La mise en place de l’exercice dans les salles de classe témoigne d’une certaine divergence entre l’enthousiasme de ceux qui lancent les enquêtes et la réalisation plus timorée de ceux qui l’appliquent. Les maîtres et maîtresses adoptent des positions plurielles, parfois contradictoires, envers l’exercice qui leur est demandé : une majorité le met en œuvre consciencieusement quand une minorité dit ne pas pouvoir, ou ne pas vouloir le réaliser. Beaucoup semblent attacher de l’importance à l’authenticité de ce qui est raconté, malgré le caractère paradoxal qu’induit l’écriture d’un témoignage au travers d’une composition, et l’étude en détail des récits dans les chapitres suivants montre que cette contradiction touche aussi les enfants. Aux yeux des instituteurs et des institutrices, ces exercices n’entrent donc pas nécessairement en rupture avec la pratique traditionnelle de la composition. Ils s’insèrent au contraire dans un héritage que la Grande Guerre ne vient pas modifier ou renouveler mais relégitimer.

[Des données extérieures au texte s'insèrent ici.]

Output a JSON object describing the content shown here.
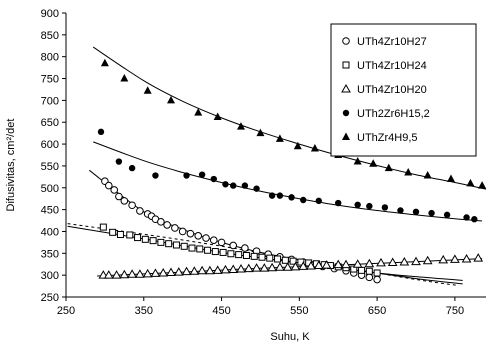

Dans cette phase de « retour », subsistent encore certaines interrogations, notamment celle de leur réception lors de l’Exposition : l’absence quasi-totale de documentation à leur sujet témoigne-t-elle d’un impact somme toute limité ? Pourquoi, aussi, cette surreprésentation du département du Nord dans le corpus qui existe aujourd’hui ? Les récits analysés sont donc ceux qui auront été considérés comme les « meilleurs » aux yeux des adultes, ceux qui auront résisté à tous les obstacles qui ont jalonné leur parcours entre les salles de classe et le fonds d’archives.

Face aux 135 récits que l’enquête de l’académie de Lille nous offre à voir, une question simple émerge avant tout : que racontent les enfants ? L’étude des compositions des élèves entre directement en écho avec la « situation28 » dans laquelle ces derniers ont été amenés à les rédiger : parce qu’ils sont le produit d’un moule scolaire et qu’ils ont répondu aux attentes des adultes, leurs récits ne risquent-ils pas d’être, sur la forme comme sur le fonds, assez similaires ?

28 Michael POLLAK, L’expérience concentrationnaire. Essai sur le maintien de l’identité sociale, Paris, Point, 2014 (1ère édition en 1990), p. 186.